## RNF41
- **UniProt:** Q9H4P4 (NRDP1/FLRF) · **batch:** proteostasis-batch-2026-06-14 · **review status:** COMPLETE (very thorough; catalytic RING E3; ErbB3/ErbB4, BRUCE, Parkin substrates; mitophagy complex; 2 PN rows)
- **PN placement:** row1 `ALP|...|Marking substrates for selective autophagy|Mitophagy|PINK/PRKN pathway`; row2 `UPS|E3 ubiquitin and UBL ligases|RING|SIAH / SINA`. **PN-node mapping:** row1 Mitophagy type→mapped GO:0000423 mitophagy (PINK/PRKN subtype no_mapping); row2 RING group→mapped GO:0061630 ubiquitin protein ligase activity (class context_only/too_broad).
- **Consistency:** Mostly consistent with a coverage gap. Deep research, review and PN agree RNF41 is a genuine catalytic RING E3 (Cys34/His36/Asp56; RING mutations abolish activity) degrading ErbB3/ErbB4, BRUCE/BIRC6 (→apoptosis) and Parkin/PRKN (→↑ROS). The PN row1 mitophagy story = "CLEC16A-RNF41-USP8 complex maintains mitochondrial function / late mitophagy; also ubiquitinates BIRC6 to upregulate autophagy" (tandfonline beta-cell paper). The review NOTES the RNF41-PRKN/CLEC16A late-mitophagy role in `description` and a suggested_question, but the cited beta-cell mitophagy paper is NOT in the review's references and there is NO mitophagy/autophagy BP annotation. So the PN's mitophagy assertion is mentioned but not evidenced or annotated in the review.
- **PN story / NEW pressure:** Row1 projects GO:0000423 mitophagy as new_to_goa (verified real; confirmed ABSENT from GOA — RNF41 GOA has ligase MF/polyUb/proteasomal-catabolism but no mitophagy/autophagy BP). This is a candidate **ADD** but rests on the CLEC16A-RNF41-USP8 complex / late-mitophagy mechanism whose primary paper the review did not assess (UniProt cites PMID:24949970, not cached). Verify before adding. Row2 GO:0061630 = already_in_goa_exact — keep catalytic ligase MF as core (KEY PATTERN; RNF41 is unambiguously a catalytic RING E3, review ACCEPTs).

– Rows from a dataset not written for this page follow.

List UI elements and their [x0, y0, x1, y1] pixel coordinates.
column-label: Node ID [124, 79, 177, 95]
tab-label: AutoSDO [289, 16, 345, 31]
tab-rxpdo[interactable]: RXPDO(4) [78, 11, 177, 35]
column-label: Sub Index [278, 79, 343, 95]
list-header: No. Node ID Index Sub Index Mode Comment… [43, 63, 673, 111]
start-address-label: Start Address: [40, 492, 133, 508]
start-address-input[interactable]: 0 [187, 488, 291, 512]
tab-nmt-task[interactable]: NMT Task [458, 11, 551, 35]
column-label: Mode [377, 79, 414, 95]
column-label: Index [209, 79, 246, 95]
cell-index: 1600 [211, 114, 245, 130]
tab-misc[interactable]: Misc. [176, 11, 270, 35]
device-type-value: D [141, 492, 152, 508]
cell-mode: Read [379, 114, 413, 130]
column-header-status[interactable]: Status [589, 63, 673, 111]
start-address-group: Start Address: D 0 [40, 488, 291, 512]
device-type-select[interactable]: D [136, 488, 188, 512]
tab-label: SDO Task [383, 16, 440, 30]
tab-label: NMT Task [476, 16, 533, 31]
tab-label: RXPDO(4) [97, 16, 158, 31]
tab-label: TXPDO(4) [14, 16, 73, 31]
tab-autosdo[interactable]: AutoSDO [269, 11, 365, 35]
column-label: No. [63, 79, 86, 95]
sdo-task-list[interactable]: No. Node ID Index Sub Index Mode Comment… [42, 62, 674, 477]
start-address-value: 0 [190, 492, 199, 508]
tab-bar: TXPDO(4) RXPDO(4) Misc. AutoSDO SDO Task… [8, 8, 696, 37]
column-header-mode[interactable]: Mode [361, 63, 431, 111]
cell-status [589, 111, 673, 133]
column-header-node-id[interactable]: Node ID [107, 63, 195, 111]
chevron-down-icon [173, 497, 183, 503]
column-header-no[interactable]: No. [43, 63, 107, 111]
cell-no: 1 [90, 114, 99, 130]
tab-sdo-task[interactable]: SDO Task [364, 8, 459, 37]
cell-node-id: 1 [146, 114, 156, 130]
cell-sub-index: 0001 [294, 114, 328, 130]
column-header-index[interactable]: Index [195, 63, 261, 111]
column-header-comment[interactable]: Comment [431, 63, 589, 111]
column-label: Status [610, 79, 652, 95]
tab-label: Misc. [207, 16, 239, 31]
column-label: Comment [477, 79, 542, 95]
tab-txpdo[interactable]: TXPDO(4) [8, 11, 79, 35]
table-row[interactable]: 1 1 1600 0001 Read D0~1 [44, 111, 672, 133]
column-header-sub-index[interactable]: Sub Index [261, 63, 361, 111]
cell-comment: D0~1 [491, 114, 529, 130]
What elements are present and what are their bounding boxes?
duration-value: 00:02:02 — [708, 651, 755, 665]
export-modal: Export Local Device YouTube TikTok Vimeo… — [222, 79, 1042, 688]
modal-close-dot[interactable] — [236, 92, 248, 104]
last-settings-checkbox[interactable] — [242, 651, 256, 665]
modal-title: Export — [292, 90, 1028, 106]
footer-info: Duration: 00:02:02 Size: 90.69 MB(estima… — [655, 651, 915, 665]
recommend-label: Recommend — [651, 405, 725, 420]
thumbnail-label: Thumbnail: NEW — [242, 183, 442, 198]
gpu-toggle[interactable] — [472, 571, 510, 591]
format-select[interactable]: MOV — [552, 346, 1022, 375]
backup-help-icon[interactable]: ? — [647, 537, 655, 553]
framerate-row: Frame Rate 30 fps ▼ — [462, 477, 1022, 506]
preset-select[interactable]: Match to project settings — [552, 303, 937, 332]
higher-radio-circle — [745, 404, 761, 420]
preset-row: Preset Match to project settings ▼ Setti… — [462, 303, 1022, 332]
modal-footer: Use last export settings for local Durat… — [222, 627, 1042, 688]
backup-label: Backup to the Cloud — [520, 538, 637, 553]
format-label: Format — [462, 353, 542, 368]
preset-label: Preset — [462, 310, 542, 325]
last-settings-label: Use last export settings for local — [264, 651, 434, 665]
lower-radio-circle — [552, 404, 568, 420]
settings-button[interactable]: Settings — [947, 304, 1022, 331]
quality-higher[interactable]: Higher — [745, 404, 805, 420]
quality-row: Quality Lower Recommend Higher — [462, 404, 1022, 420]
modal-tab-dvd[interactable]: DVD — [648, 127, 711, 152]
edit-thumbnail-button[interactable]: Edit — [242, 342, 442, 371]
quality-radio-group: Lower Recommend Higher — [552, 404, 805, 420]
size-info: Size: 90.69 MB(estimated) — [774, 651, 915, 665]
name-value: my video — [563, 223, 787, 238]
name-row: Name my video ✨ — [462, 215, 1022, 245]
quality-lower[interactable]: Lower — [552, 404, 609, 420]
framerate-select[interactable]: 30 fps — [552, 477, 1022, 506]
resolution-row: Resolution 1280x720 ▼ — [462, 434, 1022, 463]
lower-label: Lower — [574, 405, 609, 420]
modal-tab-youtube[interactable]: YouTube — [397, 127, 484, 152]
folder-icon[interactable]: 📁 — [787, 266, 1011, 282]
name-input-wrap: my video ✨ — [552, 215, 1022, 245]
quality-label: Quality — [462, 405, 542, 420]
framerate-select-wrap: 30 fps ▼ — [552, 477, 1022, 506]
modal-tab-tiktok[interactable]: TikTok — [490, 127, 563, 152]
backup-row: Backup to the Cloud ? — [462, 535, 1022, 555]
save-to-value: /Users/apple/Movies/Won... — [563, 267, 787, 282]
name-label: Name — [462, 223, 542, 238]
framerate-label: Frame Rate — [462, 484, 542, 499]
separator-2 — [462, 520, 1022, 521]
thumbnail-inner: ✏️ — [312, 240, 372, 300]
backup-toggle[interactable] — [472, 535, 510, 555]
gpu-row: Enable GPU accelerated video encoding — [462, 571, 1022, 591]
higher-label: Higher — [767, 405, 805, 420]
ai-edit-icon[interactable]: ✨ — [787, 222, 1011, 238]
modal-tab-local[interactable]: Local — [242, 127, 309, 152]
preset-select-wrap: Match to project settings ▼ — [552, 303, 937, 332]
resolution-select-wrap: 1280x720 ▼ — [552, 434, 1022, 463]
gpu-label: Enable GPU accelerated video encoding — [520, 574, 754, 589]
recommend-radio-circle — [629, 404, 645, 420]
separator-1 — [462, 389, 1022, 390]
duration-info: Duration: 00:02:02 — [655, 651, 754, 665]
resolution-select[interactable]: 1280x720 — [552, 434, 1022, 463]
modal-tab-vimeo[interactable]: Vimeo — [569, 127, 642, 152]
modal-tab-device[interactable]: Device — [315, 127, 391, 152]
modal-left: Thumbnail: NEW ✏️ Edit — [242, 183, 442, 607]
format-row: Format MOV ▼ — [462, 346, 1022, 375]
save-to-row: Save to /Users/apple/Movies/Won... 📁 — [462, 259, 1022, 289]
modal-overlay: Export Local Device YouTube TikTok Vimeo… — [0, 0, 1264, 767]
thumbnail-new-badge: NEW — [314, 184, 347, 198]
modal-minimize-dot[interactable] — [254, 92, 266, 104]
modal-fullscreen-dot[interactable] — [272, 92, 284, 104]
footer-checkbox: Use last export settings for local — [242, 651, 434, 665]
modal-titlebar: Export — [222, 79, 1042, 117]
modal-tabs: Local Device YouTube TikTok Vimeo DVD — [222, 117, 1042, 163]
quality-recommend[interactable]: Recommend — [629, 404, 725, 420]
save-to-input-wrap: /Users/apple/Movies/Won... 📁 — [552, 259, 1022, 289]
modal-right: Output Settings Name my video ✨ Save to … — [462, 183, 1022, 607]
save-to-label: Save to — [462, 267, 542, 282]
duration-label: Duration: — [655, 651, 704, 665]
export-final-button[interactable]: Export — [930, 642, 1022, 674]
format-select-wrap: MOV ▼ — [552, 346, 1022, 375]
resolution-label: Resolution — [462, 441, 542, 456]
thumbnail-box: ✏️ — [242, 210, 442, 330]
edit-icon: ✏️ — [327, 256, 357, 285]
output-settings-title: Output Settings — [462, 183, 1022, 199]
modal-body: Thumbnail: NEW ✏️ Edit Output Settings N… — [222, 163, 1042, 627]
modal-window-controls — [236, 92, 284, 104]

- **Mapping strategy:** Row2 catalytic-RING→GO:0061630 is correct (exact, in GOA, multiple IDA). Row1 mitophagy leaf→GO:0000423: defensible in principle (RNF41-PRKN-CLEC16A is a real mitophagy module) but the PINK/PRKN subtype is no_mapping and the propagation flows from the Mitophagy-type node; for RNF41 the role is regulatory/late-stage (autophagosome-lysosome fusion) rather than RNF41 being a cargo-marking receptor, so "Marking substrates for selective autophagy" placement is a slightly loose fit. Status `mapped` is acceptable if the late-mitophagy evidence is confirmed.
- **Evidence alignment:** Divergent on the mitophagy arm. PN row1 ref (beta-cell ubiquitin-dependent mitophagy complex, tandfonline) is NOT in the review. Review's catalytic/substrate evidence (PMID:18541373 Parkin, PMID:14765125 BRUCE, PMID:11867753/27353365 ErbB3, PMID:15314180 USP8) is rich but covers the UPS/ligase side, not the mitophagy paper. PN row2 "19489725 / rev" is a family-review pointer.
- **Verdict:** Consistent on catalytic ligase core (in GOA); the mitophagy ADD is plausible but the PN's primary mitophagy reference is absent from the review — verify before treating GO:0000423 as settled.
- **Recommended edits:** [REF/WB] obtain/assess the PN-cited CLEC16A-RNF41-USP8 beta-cell mitophagy paper (and UniProt's PMID:24949970 late-mitophagy citation) — both absent from the review; they are the basis for GO:0000423. [YAML] if verified, add GO:0000423 mitophagy (regulation-of-mitophagy may fit better given RNF41's late/fusion-stage role) — currently the mitophagy role is mentioned in `description` but unannotated and uncited.